Robinson, an African-American man, was sentenced to death in Cumberland County, North Carolina, for the murder of a white person. At the time of the crime, he was barely 18 years old and became the youngest person on North Carolina’s death row.
At Robinson’s trial, the prosecution removed half (50%) of all qualified African American jurors from serving on the jury, but removed only 15% of white jurors. Robinson was tried by a jury with only two African Americans.
In the last decade, prosecutors in Cumberland County were over three times as likely to seek the death penalty if the crime involved at least one white victim. Defendants convicted of killing white victims were more than twice as likely to receive the death penalty from the jury than defendants charged with killing victims of color.

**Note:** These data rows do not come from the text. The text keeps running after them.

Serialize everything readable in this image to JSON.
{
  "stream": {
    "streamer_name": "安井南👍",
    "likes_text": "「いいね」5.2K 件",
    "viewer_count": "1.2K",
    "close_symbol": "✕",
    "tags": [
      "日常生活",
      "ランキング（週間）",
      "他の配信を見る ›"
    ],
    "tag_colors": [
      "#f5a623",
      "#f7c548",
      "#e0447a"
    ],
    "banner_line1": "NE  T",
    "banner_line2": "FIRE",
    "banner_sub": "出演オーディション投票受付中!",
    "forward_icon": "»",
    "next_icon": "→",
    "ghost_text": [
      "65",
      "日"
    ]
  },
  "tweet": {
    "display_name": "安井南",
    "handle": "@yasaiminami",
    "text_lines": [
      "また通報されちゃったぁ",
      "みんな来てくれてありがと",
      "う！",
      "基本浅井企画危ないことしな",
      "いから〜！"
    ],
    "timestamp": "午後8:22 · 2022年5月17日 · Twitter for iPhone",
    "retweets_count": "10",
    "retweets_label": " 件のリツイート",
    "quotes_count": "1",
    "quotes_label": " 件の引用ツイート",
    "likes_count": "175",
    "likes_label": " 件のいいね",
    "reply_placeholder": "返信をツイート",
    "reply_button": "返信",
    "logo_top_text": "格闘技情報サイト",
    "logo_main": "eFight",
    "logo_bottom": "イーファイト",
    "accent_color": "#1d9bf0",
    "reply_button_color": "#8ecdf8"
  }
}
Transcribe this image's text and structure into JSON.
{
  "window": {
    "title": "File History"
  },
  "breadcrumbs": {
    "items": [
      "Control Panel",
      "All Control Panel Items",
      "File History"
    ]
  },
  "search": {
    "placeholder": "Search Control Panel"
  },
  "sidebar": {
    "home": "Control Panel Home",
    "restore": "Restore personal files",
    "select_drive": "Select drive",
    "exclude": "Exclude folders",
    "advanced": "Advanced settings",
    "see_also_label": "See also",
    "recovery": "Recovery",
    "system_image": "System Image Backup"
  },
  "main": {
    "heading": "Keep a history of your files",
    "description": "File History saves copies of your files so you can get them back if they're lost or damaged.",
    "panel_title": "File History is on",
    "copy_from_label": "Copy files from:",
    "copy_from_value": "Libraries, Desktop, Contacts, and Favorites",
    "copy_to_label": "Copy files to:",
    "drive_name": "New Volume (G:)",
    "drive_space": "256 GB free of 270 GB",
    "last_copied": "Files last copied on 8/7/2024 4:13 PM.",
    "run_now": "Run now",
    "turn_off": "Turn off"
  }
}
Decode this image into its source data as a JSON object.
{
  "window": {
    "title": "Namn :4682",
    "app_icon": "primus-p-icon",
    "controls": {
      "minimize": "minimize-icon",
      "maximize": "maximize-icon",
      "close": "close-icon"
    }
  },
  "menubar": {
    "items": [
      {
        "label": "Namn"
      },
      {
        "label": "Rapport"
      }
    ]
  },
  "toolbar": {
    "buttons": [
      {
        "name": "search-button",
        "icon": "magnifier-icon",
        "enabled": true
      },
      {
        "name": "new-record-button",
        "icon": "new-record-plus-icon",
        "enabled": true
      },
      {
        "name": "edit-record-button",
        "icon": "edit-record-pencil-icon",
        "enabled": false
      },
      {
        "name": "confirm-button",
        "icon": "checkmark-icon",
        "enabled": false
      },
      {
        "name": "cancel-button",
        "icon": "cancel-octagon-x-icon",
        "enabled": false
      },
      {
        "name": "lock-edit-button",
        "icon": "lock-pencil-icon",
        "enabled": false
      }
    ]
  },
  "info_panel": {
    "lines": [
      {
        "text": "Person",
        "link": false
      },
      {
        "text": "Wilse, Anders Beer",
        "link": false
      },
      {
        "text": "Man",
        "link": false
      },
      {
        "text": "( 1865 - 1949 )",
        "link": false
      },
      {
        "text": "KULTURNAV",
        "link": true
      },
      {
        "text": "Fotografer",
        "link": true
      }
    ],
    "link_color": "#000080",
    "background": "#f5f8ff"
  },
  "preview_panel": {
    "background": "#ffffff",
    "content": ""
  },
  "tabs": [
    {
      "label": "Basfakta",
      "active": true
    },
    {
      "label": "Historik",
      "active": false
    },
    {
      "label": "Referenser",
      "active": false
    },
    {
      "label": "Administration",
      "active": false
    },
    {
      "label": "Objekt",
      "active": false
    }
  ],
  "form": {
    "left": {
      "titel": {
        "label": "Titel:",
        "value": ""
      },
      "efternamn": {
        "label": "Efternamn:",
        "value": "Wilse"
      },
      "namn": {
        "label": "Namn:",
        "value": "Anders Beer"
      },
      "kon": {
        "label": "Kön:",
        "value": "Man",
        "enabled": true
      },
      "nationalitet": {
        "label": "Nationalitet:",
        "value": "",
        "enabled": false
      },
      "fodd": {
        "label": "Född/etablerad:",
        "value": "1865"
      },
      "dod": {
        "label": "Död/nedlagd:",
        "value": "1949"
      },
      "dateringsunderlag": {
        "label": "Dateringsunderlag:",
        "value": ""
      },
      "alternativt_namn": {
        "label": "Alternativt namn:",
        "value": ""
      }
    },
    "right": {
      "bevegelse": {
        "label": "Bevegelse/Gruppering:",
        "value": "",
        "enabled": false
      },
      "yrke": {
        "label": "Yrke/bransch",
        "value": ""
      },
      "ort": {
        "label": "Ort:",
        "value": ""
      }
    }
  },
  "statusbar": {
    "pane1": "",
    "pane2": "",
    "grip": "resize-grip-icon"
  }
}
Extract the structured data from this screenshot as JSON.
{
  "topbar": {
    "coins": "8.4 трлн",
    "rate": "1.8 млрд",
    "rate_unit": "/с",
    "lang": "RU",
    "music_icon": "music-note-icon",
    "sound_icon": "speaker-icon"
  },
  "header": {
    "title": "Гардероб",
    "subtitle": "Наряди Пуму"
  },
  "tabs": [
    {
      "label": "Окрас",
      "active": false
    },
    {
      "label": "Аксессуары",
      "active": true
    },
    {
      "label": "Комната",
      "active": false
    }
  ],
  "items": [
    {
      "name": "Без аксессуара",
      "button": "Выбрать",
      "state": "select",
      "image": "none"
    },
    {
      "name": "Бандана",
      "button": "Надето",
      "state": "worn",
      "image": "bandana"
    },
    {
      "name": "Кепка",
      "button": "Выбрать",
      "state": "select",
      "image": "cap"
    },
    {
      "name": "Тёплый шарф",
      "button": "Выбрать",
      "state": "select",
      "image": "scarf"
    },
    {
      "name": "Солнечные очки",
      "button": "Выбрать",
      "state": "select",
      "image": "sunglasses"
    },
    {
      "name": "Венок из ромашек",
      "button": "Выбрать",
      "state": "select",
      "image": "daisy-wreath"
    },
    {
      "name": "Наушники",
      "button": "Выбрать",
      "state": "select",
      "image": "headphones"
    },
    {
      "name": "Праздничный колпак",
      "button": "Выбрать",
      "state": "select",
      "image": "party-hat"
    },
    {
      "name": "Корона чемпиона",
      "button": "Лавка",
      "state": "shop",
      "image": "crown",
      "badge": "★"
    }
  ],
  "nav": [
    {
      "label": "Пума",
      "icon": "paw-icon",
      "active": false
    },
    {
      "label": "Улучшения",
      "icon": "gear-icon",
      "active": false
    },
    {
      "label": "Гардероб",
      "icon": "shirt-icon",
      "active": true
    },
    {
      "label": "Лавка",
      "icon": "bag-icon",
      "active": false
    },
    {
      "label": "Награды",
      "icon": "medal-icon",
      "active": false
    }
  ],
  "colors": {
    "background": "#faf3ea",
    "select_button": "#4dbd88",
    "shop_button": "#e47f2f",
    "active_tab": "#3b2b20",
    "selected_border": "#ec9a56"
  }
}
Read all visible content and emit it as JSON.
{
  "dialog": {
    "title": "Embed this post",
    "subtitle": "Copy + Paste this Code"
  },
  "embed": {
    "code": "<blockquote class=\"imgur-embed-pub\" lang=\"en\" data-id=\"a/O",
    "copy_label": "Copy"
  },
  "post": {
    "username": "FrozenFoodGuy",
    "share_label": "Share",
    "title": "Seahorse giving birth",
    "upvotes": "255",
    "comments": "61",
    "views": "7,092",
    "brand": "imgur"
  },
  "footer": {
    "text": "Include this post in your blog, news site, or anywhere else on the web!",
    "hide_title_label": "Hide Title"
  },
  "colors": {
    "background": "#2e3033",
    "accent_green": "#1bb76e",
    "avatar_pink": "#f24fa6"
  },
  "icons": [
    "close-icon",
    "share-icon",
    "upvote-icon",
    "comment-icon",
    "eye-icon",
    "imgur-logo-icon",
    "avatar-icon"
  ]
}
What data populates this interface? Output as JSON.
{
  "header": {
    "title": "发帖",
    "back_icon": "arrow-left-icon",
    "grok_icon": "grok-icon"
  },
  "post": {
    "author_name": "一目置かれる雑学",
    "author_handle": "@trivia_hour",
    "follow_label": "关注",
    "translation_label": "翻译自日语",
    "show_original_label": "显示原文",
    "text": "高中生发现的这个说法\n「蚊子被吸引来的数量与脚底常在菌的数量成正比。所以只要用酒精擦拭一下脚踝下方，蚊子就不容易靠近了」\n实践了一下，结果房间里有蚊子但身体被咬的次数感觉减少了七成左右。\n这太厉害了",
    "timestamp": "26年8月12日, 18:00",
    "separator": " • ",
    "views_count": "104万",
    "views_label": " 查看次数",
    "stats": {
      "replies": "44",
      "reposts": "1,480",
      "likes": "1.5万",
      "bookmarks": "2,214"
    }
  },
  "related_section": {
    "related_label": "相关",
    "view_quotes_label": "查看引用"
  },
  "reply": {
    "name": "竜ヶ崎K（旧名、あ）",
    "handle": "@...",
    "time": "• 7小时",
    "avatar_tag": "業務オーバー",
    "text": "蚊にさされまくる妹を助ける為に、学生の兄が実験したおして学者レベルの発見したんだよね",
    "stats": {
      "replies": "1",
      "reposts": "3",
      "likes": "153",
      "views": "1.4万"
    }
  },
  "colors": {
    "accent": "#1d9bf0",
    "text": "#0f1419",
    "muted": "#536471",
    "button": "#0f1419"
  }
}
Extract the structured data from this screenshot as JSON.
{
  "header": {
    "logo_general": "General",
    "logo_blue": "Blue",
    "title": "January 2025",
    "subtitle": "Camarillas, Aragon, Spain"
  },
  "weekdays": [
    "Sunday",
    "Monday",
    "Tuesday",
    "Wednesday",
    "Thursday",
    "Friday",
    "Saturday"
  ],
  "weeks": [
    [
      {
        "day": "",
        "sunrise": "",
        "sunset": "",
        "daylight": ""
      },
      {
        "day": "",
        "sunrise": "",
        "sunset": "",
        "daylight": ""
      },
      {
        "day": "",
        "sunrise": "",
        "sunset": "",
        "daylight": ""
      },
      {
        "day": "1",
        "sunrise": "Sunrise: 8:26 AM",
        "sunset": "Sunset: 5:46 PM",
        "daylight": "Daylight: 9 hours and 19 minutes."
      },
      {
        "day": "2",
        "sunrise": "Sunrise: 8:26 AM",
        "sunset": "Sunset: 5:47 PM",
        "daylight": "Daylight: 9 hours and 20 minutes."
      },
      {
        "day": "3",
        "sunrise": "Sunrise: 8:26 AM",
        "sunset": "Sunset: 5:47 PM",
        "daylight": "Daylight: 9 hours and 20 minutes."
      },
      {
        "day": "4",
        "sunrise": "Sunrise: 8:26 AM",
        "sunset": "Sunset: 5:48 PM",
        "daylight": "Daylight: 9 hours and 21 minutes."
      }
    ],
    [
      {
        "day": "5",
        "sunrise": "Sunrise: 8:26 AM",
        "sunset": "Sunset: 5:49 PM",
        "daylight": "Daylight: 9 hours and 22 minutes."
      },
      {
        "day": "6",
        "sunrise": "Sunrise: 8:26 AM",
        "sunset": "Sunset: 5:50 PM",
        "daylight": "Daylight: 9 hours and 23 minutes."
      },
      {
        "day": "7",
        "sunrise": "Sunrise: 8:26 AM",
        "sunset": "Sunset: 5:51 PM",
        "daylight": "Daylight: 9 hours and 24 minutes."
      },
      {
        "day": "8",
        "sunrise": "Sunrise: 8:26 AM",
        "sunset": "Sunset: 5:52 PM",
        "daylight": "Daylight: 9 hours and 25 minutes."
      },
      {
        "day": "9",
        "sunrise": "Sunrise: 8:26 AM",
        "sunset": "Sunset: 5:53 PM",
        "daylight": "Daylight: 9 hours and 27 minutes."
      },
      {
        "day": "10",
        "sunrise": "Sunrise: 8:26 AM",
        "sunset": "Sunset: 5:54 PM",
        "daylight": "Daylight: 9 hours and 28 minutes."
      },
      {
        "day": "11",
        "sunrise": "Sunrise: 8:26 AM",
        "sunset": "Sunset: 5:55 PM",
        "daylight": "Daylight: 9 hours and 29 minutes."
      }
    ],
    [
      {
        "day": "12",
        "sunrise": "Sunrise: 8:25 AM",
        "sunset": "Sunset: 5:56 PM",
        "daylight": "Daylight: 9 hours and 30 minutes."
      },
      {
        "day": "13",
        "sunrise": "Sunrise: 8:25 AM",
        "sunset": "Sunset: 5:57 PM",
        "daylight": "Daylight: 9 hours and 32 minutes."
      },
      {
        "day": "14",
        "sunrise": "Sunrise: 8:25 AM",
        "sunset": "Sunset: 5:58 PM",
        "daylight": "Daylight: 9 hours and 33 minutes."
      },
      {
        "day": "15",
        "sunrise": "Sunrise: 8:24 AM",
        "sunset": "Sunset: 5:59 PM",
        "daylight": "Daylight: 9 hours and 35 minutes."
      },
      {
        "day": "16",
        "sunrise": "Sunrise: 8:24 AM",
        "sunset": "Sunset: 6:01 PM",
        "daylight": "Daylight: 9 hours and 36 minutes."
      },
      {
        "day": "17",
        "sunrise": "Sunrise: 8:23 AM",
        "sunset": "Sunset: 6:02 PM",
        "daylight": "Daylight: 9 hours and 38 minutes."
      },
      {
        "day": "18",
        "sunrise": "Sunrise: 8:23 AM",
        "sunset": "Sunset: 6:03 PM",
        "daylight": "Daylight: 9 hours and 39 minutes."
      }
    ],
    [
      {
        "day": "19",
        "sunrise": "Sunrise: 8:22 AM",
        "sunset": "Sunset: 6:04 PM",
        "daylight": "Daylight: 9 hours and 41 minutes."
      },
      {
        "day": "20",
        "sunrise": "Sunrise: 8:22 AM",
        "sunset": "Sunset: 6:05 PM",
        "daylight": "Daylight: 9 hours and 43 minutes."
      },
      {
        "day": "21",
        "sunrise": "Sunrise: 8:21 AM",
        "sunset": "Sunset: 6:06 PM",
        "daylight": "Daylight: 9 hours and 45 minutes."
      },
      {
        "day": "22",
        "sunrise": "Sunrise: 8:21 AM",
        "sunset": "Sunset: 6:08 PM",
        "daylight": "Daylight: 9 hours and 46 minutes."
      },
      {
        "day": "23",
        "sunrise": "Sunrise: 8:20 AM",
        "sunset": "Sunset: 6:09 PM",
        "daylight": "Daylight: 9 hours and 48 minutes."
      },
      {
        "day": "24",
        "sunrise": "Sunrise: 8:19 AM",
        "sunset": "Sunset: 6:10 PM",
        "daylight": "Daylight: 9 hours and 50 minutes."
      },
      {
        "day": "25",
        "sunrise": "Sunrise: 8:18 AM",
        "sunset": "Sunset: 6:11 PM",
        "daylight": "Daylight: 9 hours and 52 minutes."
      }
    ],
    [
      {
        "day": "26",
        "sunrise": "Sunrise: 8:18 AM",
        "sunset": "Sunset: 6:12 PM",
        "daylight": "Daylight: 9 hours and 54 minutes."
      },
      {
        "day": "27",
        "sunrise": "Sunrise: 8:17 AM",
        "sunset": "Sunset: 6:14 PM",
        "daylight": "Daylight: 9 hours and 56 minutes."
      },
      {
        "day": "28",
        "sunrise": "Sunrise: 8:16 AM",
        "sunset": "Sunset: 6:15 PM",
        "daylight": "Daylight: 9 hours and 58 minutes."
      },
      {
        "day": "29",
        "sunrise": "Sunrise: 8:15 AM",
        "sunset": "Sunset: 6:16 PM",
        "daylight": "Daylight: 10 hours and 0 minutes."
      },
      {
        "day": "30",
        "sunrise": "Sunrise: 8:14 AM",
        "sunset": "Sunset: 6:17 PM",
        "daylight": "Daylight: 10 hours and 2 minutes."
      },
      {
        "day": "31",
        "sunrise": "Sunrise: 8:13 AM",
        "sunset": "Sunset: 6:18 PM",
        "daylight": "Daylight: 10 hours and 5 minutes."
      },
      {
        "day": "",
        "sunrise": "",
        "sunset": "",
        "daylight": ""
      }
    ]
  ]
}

The ACLU and co-counsel challenged Robinson’s sentence under the North Carolina Racial Justice Act (RJA), which allows capital defendants to present evidence, including statistical evidence, to show that racial bias was a factor in the imposition of the death penalty. Read more about the North Carolina RJA at www.aclu.org/ncrja
Update (May 30, 2017): Marcus Robinson has asked the North Carolina Supreme Court to review his case, after a lower court dismissed his case without even a hearing. A North Carolina judge had earlier found intentional and systemic discrimination by county prosecutors against Black potential jurors in capital cases at the time of his trial. The judge commuted Robinson’s death sentence to a sentence of life without parole in April 2012, but the State appealed the decision to the North Carolina Supreme Court. The North Carolina Supreme Court ruled in 2015 that the State was entitled to more time to prepare its statistical evidence, and remanded the case. On remand, rather than hold a new hearing with more time for the State’s case, the new trial court simply dismissed Robinson’s case entirely. Robinson has asked the state high court to grant review because this dismissal violates a host of constitutional protections and state laws, including those prohibiting racial discrimination in capital cases.